The first offering was by Emile Paladilhe, 1844-1926. It had a modern yet classical sound to it. There was frequent interaction between the piano and the oboe. Dan Velicer played the piano and Ashleen Atchue played the oboe for the piece. Both pulled it off effortlessly.
The second piece was unique piece of music in of itself. It was written by Henri Tomasi (1901-1971), a more modern composer. It had 4 movements, the first two of which were in French – Peruvienne (Peruvian) and Nigerienne (Nigerian). It was also a solo effort by Atchue, as she gave a polished performance of the overall piece.
Frantisek Krommer (1759-1831) composed the third selection, with three movements to it. The piano, by Velicer, had frequent mini-solos in the piece, while the oboe, played by Atchue, was remarkable. The piano especially changed in immensity throughout the piece.

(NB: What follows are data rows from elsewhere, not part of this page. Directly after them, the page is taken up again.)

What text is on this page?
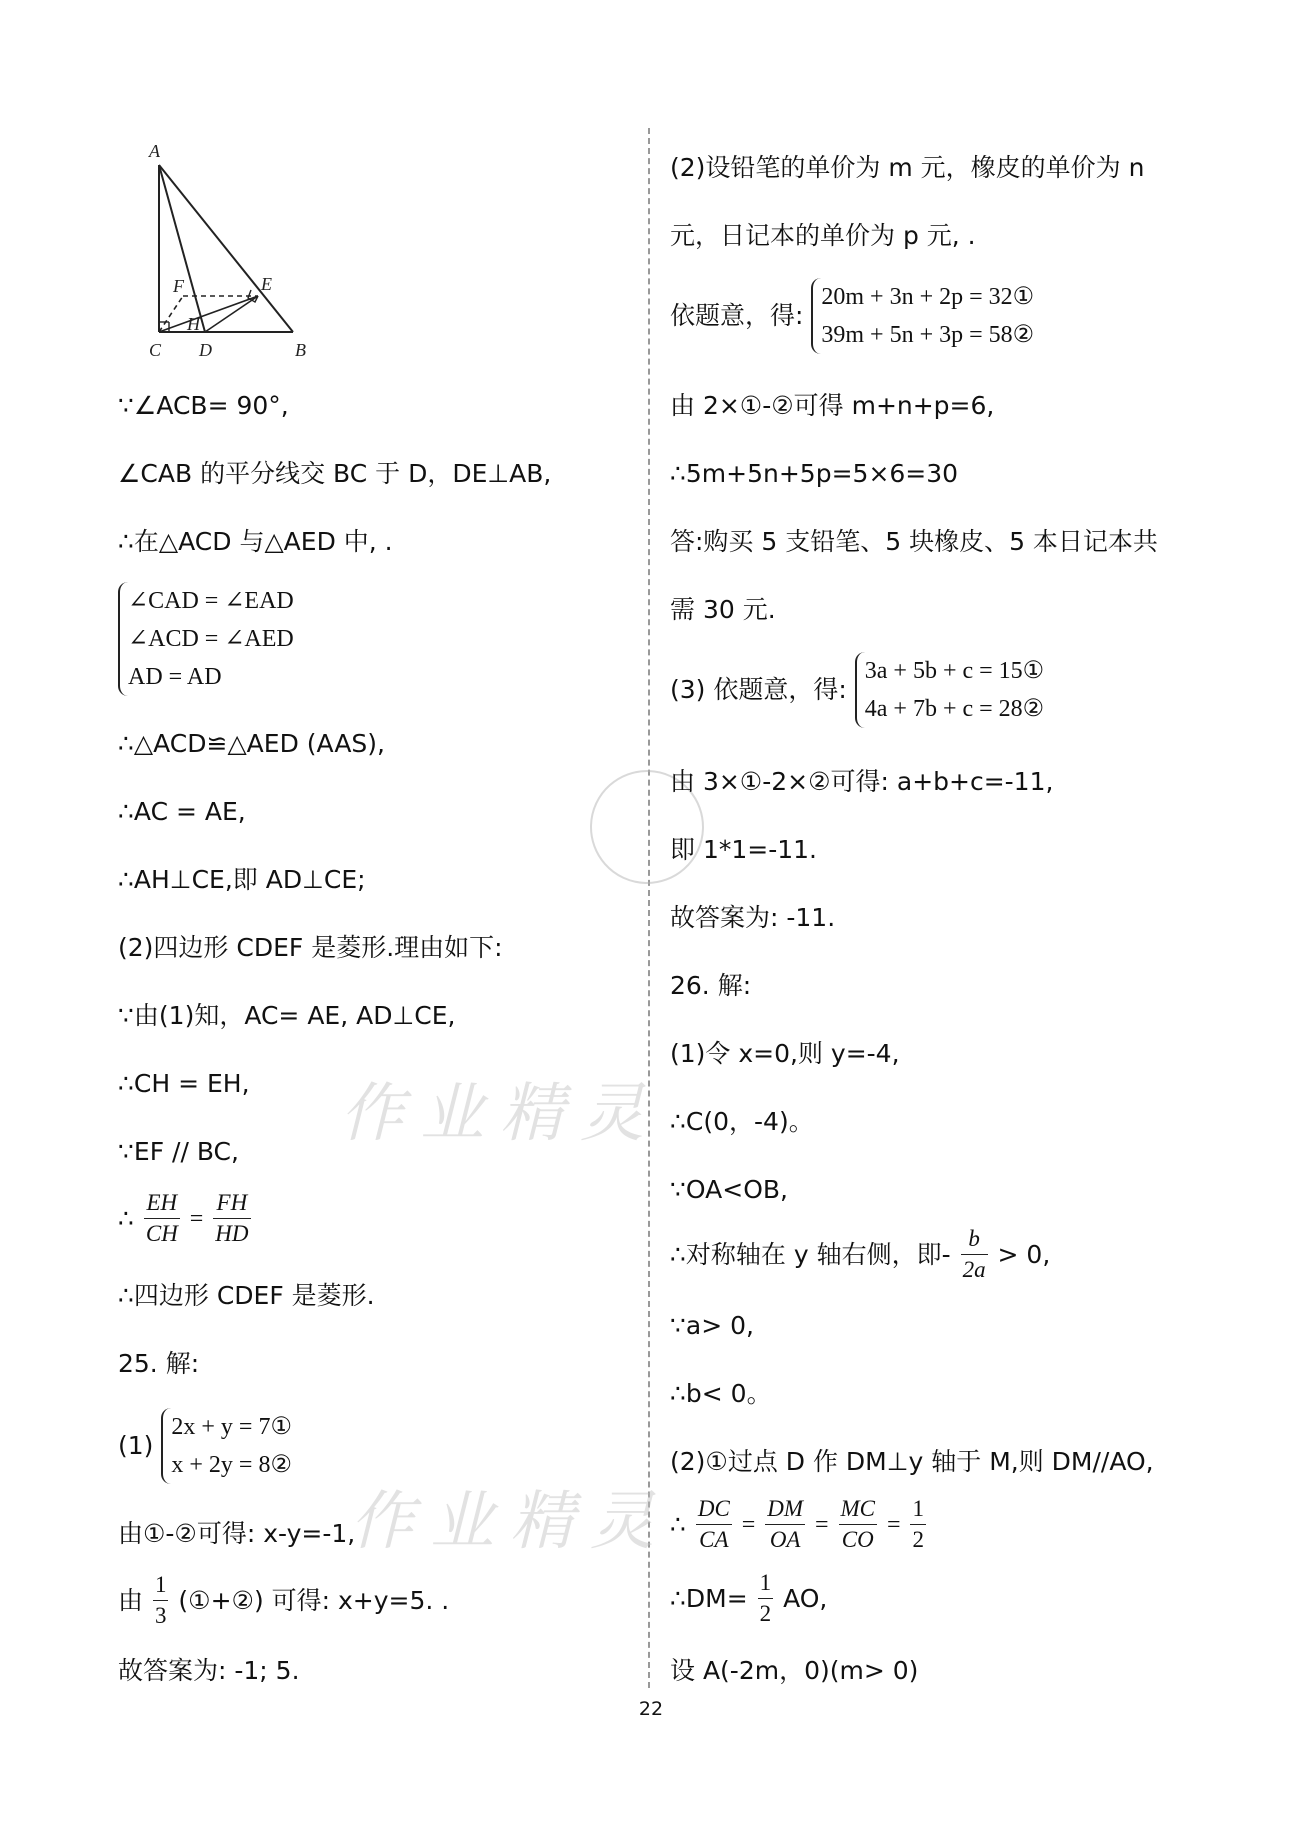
A
B
C D
E
F
H
作业精灵
作业精灵
∵∠ACB= 90°,
∠CAB 的平分线交 BC 于 D，DE⊥AB,
∴在△ACD 与△AED 中, .
∠CAD = ∠EAD
∠ACD = ∠AED
AD = AD
∴△ACD≌△AED (AAS),
∴AC = AE,
∴AH⊥CE,即 AD⊥CE;
(2)四边形 CDEF 是菱形.理由如下:
∵由(1)知，AC= AE, AD⊥CE,
∴CH = EH,
∵EF // BC,
∴ $\frac{EH}{CH} = \frac{FH}{HD}$
∴四边形 CDEF 是菱形.
25. 解:
(1)
2x + y = 7①
x + 2y = 8②
由①-②可得: x-y=-1,
由 $\frac{1}{3}$ (①+②) 可得: x+y=5. .
故答案为: -1; 5.
(2)设铅笔的单价为 m 元，橡皮的单价为 n
元，日记本的单价为 p 元, .
依题意，得:
20m + 3n + 2p = 32①
39m + 5n + 3p = 58②
由 2×①-②可得 m+n+p=6,
∴5m+5n+5p=5×6=30
答:购买 5 支铅笔、5 块橡皮、5 本日记本共
需 30 元.
(3) 依题意，得:
3a + 5b + c = 15①
4a + 7b + c = 28②
由 3×①-2×②可得: a+b+c=-11,
即 1*1=-11.
故答案为: -11.
26. 解:
(1)令 x=0,则 y=-4,
∴C(0，-4)。
∵OA<OB,
∴对称轴在 y 轴右侧，即- $\frac{b}{2a} > 0$,
∵a> 0,
∴b< 0。
(2)①过点 D 作 DM⊥y 轴于 M,则 DM//AO,
∴ $\frac{DC}{CA} = \frac{DM}{OA} = \frac{MC}{CO} = \frac{1}{2}$
∴DM= $\frac{1}{2}$ AO,
设 A(-2m，0)(m> 0)
22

The last, aforementioned piece of music, “Flight of the Bumblebee for Two Oboes” (1899), was performed with two oboes and an English horn by Cassandra Goodwin. The performers were dressed in a way that resembled bees, especially by use of their head accessories. The piece was stunningly quick, comprising of only a minute or so in duration.
Professor Celeste Johnson of the UMKC Conservatory was simply pleased, especially with the last selection of music.
“The Flight of the Bumblebee capped off the recital with a bit of wit and humor,” she said enthusiastically.